As of Tuesday, U.S. deaths had climbed above 70,000, with total cases at 1.2 million. Trump said he was in the process of revising his own personal projection of deaths upwards. But he argued that not reopening businesses also cost people their lives in the form of drug overdoses and suicides.

“We have to get our country back, you know, people are dying the other way, too. When you look at what’s happened with drugs, it goes up. When you look at suicides, I mean, take a look at what’s going on,” Trump said. “People are losing their jobs. We have to bring it back and that’s what we’re doing.”

There is currently no documented epidemic of suicide, although experts say there is likely a mental health crisislooming.

Trump made similar remarks about coronavirus mortality elsewhere on Tuesday, during a visit to a Honeywell factory in Arizona that is producing N95 respirator masks.

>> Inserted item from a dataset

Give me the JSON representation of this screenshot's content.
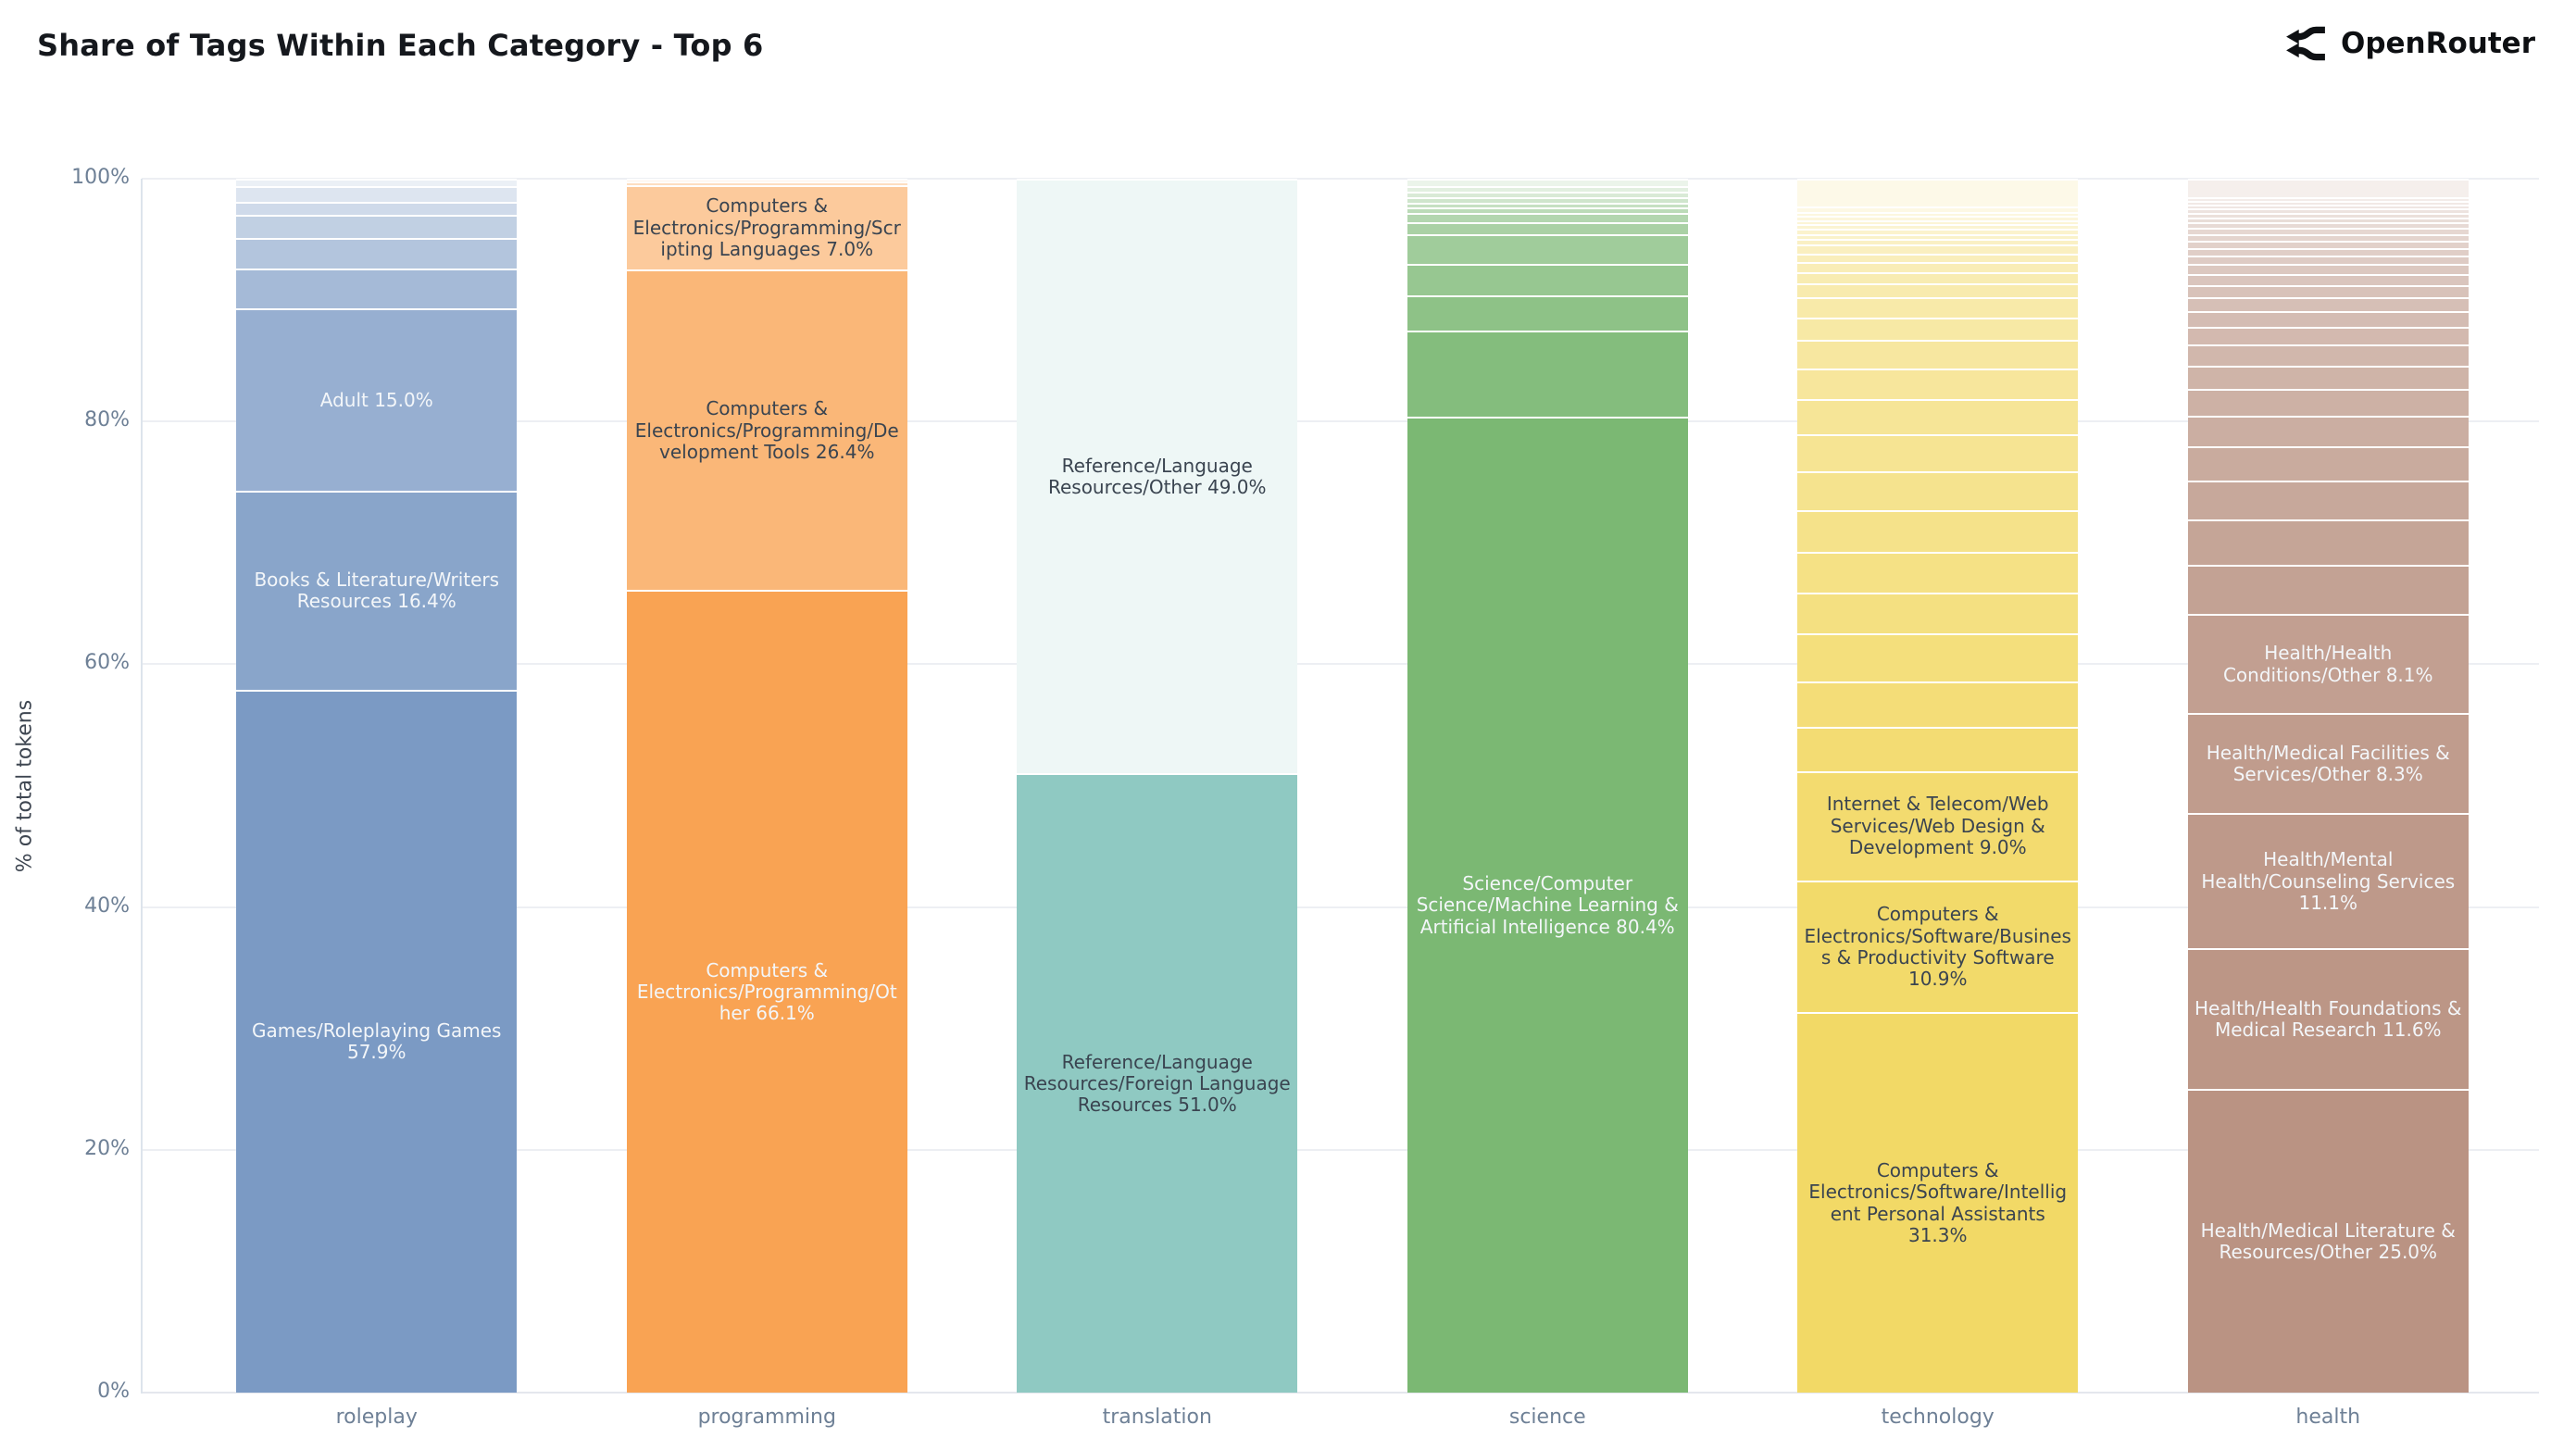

It was the president’s first trip outside of the Washington area since the pandemic took hold nearly two months ago.

“The people of our country are warriors,” Trump said during a roundtable earlier in the day. “I’m not saying anything is perfect. Yes, will some people be affected? Yes. Will some people be affected badly? Yes. But we have to get our country opened and we have to get it open soon.”

Trump’s acknowledgement that the decision to reopen the country now would likely cost lives represents a shifting White House calculus about risk and reward, given the economic hardship the closure of most businesses in most states has caused over the past month.

Since mid-March, more than 30 million Americans have filed claims for unemployment. Meanwhile, the $1,200 temporary relief checks that Congress approved for more than 100 million Americans were not designed to provide long-term solutions, just a short-term bridge until the country reopened.

Still, after a month during which the country has been in virtual lockdown, new coronavirus cases appear to have leveled off in some areas, but they haven’t plummeted the same way they have in countries like New Zealand.

“While mitigation didn’t fail, I think it’s fair to say that it didn’t work as well as we expected,” former FDA Commissioner Scott Gottlieb said in a televised interview this past weekend. “We expected that we would start seeing more significant declines in new cases and deaths around the nation at this point, and we’re just not seeing that.”

“We may be facing the prospect that 20,000, 30,000 new cases a day diagnosed becomes a new normal and a thousand or more deaths becomes a new normal as well,” Gottlieb said. He also noted that the numbers of new cases are still rising in more than a dozen states, even as other states begin reopening.